The Metrology Act, as it is technically known, is regulated and enforced by the Malta Competition and Consumer Affairs Authority, and a 2011 legal notice specifies that speeding cameras must be calibrated once a year. The entire body of the camera, bar its pole, must be couriered to an accredited lab abroad for testing.

But when it took Cachia’s vehicle photo, the speed camera had been calibrated more than a year earlier, rendering LESA’s only evidence of speeding unlawful, and forcing the tribunal to revoke the contravention.

It does not mean the camera was malfunctioning. LESA and G4S, which is the speed cameras’ supplier, presented the camera’s last calibration certificate before the tribunal.

Times of Malta has seen the certificate, issued by a Swedish company where the camera was calibrated in 2018.

The camera had last been calibrated more than a year before the ticket was issued, but the certificate of calibration was valid for two years, prompting LESA to argue that the camera was certified and could not have made mistakes.

Overturning fines unlikely since they are likely to be time-barred

But Cachia, who was assisted by lawyer Anthea Turner, won the case anyway because the law requires annual calibration.

After the tribunal decision, the Local Enforcement Systems Agency appealed and took the case to court. The court asked LESA to bring forward a technical expert to testify on the camera’s performance accuracy, but no such expert was found in Malta and the agency withdrew the appeal last month, to avoid incurring further expenses.

Times of Malta has subsequently seen 20 other calibration certificates, one for every speed camera on the islands, all dating to the same period when Cachia was fined, between 2018 and 2020. They all share a similar certification, valid for two years.

If, like the Żejtun camera, the others were also not calibrated, all the contraventions issued in their second year, like Cachia’s, were unlawful.

In 2019, speed cameras in Malta issued 53,838 speeding tickets between them.

Legal experts told Times of Malta this case could pave the way for other drivers to lodge complaints over speeding fines received during that period, but overturning the fine is probably unlikely, because the fines are likely to be time barred by now.

Contacted for comment, a spokesperson for G4S insisted that all speed cameras have been calibrated annually, as per the law, since 2004. He said the company only skipped calibration in 2019 because it had recently bought new cameras with a more modern technology and that the Swedish company that calibrated them advised them that the new technology requires calibration only once every two years, as per EU law.

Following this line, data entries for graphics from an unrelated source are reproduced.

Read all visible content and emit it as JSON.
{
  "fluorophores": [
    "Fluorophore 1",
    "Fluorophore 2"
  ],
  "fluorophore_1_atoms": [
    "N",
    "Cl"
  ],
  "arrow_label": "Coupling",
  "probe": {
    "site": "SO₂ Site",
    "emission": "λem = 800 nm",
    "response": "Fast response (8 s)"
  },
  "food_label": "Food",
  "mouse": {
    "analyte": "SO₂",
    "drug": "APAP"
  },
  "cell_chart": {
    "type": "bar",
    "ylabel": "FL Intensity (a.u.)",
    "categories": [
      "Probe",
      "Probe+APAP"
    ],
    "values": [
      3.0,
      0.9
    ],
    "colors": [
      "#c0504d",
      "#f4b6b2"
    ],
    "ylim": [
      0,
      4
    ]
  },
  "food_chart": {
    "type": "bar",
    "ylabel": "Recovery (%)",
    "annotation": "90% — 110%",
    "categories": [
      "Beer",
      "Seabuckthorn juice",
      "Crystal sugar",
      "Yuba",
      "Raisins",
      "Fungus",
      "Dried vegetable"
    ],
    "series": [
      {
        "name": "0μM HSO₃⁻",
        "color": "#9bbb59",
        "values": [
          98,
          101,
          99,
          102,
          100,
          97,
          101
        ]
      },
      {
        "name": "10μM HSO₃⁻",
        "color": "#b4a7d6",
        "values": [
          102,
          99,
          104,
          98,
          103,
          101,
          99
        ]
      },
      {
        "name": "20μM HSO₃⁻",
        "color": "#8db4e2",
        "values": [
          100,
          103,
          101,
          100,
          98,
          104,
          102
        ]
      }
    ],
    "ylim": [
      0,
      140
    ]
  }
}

In a reply to questions, LESA said that “all speed cameras are calibrated as per local law requirements”.

Times of Malta is informed that until the law is amended, the speed cameras are now being calibrated annually again.

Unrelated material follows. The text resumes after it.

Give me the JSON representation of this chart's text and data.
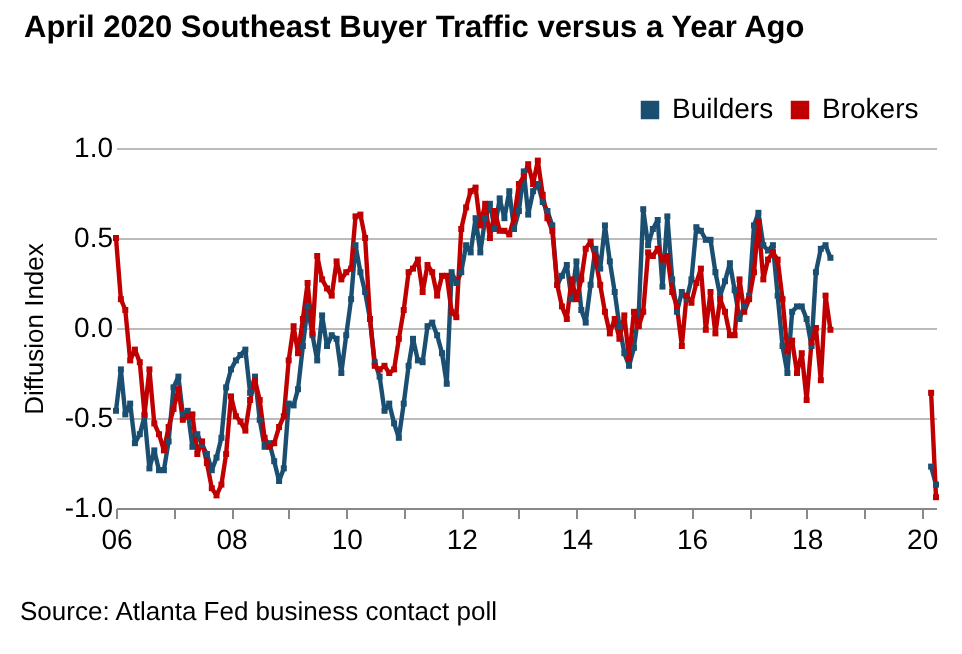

Since 2011, speed cameras have been responsible for around half a million contraventions, an average of 50,000 speeding tickets every year.

During the first three months of this year, a total of 12,376 speeding tickets were issued.

The widely-unpopular 50 kilometre per hour speed limit camera in Nutar Zarb Street in Attard is the biggest culprit, topping the list of tickets issued every year for 10 years.

Speeding tickets cost drivers €35.65 if they exceed the speed limit by less than 15 kilometres per hour, but the fine shoots to €69.65 if they are caught speeding by more than that. It also wipes three points off the driver’s licence.

That means that over the last decade, the speed cameras have generated around €25 million in contraventions.

A few months after the first speed cameras were installed 17 years ago, another driver, Victor Bonello, also contested two speeding tickets on grounds that the cameras were not lawfully calibrated. Back then he was also acquitted because no calibration certification was produced.

It later transpired that the cameras were, in fact, calibrated, but the tribunal was not aware of this.